Certains hôtels désormais patrimonialisés à des fins de les préserver ou de les valoriser. Sur le site du Ministère de la Culture, la plateforme ouverte du patrimoine recense 62 hôtels classés comme «monuments historiques», tel l’hôtel Carlton à Cannes, ouvert en 1913 (Ill. 6). Le label Swiss Historic Hotels compte une soixantaine d’établissements de première importance sur le plan historico-architectural. Aux États-Unis les Historic Hotels of America constitue un programme du National Trust for Historic Preservation qui a été fondé en 1989. Il identifie les hôtels qui ont conservé leur authenticité et leur intégrité architecturale.
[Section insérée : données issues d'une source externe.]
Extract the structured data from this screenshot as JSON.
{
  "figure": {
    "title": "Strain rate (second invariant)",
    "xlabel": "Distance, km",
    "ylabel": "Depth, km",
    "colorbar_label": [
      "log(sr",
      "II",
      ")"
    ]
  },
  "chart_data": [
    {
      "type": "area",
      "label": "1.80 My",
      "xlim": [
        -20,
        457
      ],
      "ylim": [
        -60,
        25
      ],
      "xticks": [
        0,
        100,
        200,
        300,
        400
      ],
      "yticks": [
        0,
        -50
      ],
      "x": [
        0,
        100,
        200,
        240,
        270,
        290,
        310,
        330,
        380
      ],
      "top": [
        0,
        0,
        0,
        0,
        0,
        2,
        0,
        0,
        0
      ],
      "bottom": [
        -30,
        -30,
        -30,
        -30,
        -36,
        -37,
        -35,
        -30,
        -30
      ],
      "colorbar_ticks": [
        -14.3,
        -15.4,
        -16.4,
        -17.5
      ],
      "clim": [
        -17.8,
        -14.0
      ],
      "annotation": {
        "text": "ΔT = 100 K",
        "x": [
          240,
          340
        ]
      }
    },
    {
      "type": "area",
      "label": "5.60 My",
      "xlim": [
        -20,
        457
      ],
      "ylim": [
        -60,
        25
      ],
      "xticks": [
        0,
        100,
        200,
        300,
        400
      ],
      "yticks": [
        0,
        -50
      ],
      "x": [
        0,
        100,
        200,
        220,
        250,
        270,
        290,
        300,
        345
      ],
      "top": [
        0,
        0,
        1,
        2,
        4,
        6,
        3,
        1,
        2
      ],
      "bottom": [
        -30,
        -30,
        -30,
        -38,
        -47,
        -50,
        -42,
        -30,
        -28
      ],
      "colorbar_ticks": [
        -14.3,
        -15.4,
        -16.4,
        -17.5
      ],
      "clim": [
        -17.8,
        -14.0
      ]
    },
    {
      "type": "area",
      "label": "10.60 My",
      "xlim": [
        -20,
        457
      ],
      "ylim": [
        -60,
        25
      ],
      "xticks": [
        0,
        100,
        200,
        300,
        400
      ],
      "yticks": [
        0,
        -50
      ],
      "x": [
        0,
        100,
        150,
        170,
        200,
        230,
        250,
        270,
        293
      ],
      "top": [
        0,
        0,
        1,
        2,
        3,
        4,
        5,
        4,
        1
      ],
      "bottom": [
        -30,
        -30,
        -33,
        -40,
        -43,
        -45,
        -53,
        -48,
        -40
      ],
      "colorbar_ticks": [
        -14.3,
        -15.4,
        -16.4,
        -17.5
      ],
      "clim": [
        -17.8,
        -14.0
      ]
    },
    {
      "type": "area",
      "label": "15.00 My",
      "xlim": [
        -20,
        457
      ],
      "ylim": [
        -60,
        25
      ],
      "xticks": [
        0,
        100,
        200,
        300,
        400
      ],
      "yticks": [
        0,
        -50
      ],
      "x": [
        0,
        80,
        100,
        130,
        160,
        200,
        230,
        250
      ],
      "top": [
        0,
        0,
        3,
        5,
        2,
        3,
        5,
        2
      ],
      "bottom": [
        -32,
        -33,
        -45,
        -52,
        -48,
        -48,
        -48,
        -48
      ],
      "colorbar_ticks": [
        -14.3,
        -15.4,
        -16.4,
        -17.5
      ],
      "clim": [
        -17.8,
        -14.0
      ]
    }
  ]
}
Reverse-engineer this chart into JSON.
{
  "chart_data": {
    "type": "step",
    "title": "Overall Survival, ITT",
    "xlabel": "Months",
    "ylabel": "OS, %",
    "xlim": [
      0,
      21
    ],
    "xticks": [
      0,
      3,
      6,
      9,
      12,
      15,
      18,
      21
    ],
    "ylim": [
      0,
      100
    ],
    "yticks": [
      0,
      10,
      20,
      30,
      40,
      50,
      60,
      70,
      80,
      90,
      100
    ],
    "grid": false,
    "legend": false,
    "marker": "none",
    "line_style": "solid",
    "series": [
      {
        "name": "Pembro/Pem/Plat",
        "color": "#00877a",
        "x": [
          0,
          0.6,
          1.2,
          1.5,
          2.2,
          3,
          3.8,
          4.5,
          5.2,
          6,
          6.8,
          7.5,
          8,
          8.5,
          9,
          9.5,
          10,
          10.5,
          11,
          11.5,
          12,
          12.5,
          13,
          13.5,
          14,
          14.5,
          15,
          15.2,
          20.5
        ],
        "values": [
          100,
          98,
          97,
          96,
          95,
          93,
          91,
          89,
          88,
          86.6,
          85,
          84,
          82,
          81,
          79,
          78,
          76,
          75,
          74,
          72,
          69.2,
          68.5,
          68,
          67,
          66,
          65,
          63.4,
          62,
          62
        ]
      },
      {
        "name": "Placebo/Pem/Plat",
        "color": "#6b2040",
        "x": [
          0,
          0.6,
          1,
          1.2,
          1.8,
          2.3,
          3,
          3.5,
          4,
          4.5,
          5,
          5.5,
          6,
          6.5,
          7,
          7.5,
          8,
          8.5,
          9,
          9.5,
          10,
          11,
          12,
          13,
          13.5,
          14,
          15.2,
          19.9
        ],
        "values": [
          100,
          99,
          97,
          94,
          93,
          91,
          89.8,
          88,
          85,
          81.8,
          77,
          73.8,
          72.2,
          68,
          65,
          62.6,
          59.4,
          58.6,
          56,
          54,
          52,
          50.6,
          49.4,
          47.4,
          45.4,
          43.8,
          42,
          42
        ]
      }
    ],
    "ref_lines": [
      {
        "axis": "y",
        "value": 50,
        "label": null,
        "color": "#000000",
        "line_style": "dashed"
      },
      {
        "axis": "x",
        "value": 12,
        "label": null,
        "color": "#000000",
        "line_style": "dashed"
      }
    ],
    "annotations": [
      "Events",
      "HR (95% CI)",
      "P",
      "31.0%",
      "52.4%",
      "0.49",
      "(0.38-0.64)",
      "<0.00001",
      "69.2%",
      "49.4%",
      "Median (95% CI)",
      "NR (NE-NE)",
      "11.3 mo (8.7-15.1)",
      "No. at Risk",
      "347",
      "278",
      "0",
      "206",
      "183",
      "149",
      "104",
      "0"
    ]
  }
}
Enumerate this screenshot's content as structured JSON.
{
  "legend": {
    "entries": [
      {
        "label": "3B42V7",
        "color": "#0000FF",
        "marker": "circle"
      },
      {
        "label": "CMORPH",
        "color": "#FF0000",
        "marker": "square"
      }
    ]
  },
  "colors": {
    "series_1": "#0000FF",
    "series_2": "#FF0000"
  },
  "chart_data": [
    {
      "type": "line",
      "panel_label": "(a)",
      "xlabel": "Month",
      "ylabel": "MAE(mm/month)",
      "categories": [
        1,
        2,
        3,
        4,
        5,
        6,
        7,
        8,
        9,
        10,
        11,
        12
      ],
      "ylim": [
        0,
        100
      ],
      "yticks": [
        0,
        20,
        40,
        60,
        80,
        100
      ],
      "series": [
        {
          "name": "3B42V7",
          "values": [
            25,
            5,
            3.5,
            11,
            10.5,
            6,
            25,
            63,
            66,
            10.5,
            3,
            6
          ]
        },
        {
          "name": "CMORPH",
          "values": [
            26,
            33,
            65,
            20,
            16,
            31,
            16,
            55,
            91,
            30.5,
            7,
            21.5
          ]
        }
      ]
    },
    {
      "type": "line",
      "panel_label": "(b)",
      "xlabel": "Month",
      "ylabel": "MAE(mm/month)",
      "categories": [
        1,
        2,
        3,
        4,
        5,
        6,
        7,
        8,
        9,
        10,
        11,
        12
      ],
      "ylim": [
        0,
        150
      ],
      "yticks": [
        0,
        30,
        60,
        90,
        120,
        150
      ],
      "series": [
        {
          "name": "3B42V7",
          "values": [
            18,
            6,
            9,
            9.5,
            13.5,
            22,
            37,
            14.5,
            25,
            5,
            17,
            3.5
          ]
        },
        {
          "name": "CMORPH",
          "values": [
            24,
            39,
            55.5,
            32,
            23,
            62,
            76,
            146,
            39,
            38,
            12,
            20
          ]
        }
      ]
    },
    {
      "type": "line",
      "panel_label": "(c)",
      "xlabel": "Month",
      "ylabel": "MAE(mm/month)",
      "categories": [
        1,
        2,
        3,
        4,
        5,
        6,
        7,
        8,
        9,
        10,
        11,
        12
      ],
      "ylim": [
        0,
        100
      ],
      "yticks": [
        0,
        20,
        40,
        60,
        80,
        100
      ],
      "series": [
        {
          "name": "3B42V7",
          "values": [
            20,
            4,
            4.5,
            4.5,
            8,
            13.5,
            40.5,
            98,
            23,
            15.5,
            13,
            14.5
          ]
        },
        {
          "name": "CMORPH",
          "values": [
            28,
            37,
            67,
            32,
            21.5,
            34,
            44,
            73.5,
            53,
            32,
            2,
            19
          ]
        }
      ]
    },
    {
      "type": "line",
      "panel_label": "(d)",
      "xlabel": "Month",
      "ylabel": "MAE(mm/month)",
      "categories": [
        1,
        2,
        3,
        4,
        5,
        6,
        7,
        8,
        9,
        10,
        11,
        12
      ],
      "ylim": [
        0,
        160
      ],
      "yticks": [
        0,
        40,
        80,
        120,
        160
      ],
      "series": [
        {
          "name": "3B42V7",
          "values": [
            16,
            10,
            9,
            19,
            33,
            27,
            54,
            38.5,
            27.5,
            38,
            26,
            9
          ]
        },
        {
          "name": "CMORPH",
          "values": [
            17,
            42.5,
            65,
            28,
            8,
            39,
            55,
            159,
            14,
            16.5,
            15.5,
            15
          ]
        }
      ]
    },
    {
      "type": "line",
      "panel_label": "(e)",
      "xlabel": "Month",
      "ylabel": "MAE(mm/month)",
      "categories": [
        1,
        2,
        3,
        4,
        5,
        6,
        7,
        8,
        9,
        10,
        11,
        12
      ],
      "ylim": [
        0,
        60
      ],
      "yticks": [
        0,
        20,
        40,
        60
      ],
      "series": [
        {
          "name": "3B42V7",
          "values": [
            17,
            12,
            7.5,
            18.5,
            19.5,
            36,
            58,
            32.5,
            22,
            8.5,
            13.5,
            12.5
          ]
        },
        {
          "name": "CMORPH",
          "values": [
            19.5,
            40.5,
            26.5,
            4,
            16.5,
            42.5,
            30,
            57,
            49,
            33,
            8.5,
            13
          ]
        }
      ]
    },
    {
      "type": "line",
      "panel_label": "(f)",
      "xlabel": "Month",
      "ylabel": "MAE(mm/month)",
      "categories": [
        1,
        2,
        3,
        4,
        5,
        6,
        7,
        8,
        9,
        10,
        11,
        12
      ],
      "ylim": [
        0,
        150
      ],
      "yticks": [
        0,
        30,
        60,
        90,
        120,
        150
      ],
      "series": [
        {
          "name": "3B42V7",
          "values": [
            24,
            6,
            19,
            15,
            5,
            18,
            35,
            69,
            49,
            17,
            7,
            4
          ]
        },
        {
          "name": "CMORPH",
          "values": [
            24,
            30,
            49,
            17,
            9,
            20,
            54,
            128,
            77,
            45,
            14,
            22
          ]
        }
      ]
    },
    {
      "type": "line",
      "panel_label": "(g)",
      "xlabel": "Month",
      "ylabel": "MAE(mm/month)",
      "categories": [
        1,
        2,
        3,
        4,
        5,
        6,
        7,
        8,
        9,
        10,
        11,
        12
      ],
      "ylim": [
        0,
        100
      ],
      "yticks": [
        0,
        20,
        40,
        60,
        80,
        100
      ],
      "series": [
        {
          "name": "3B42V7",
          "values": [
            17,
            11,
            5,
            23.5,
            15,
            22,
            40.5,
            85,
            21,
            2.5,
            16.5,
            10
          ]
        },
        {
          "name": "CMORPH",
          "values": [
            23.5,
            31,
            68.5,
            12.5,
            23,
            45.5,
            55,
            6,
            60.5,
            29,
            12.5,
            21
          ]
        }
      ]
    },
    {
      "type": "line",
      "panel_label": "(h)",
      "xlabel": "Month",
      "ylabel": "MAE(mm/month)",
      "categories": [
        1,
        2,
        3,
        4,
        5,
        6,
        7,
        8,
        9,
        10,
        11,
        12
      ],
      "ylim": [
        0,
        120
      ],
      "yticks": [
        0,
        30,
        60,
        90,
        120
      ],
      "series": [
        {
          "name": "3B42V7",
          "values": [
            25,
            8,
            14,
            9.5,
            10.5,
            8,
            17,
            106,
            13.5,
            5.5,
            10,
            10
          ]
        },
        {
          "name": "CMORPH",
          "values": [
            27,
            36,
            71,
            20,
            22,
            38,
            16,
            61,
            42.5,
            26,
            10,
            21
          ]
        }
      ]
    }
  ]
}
En 2015, le programme comptait plus de 260 membres.

Pour être inclus dans le programme, les hôtels doivent avoir au moins 50 ans, être désignés par le secrétaire américain de l’intérieur comme «National Historic Landmark» ou être inscrits ou éligibles au registre national des lieux historiques, tel le Don CeSar à St. Pete Beach (Floride), le Moana Hotel de Waikiki (Hawaï) ou le Stanley Hotel (Colorado), popularisé par le roman Shining de Stephen King. Ainsi l’hôtellerie de jadis devient l’objet d’un intérêt contemporain par une sorte donc de mise en abyme. Simultanément, des groupes hôteliers font de plus en plus appel à la starchitecture, mot-valise regroupant « star » («très célèbre») et «architecture», pour promouvoir leur hôtel.

La célébrité de ces architectes est souvent due à un sens de l’innovation avant-gardiste. L’Hôtel Marques de Riscal à Elciego (Espagne) construit par Frank Gehry en est un bel exemple, tout comme l’hôtel Opus de Dubaï dû à Zaha Hadid. Quant à l’hôtel Puerta America (Madrid) il a réuni 19 des meilleurs cabinets d’architecture et de designers du monde, et trois prix Pritzker (Nouvel, Foster et Hadid), chaque étage ayant été confié à un architecte ou à un designer différent (McNeil, 2008).

Ill. 6. La façade de l’hôtel Carlton lors du festival de Cannes 2013 (© Jean-Christophe Gay, 2013).

On construit des hôtels flottants, dans des mines, des igloos, des tubes en béton pour grosse canalisation, des conteneurs… Des églises, des prisons (Liberty Hotel de Boston), des usines automobiles (Turin Lingotto), des gares (Canfranc, Espagne), des hôpitaux (Hôtel-Dieu à Marseille), des parkings, des grands magasins, des moulins, des paquebots… ont été transformés en hôtels. On cherche à épouser les nouvelles tendances de la consommation, comme la marque Greet du groupe Accor, qui utilise des éléments de décoration récupérés, et la nouvelle sensibilité écologique comme le Qo Amsterdam qui combine le luxe, la technologie et le développement durable, avec sa «serre autosuffisante et sa façade intelligente». Quant au Svart Hotel, au fond d’un fjord norvégien, il devrait être le premier hôtel à énergie positive selon la norme Powerhouse. Icône de la modernité, l’hôtel prend progressivement le virage environnemental.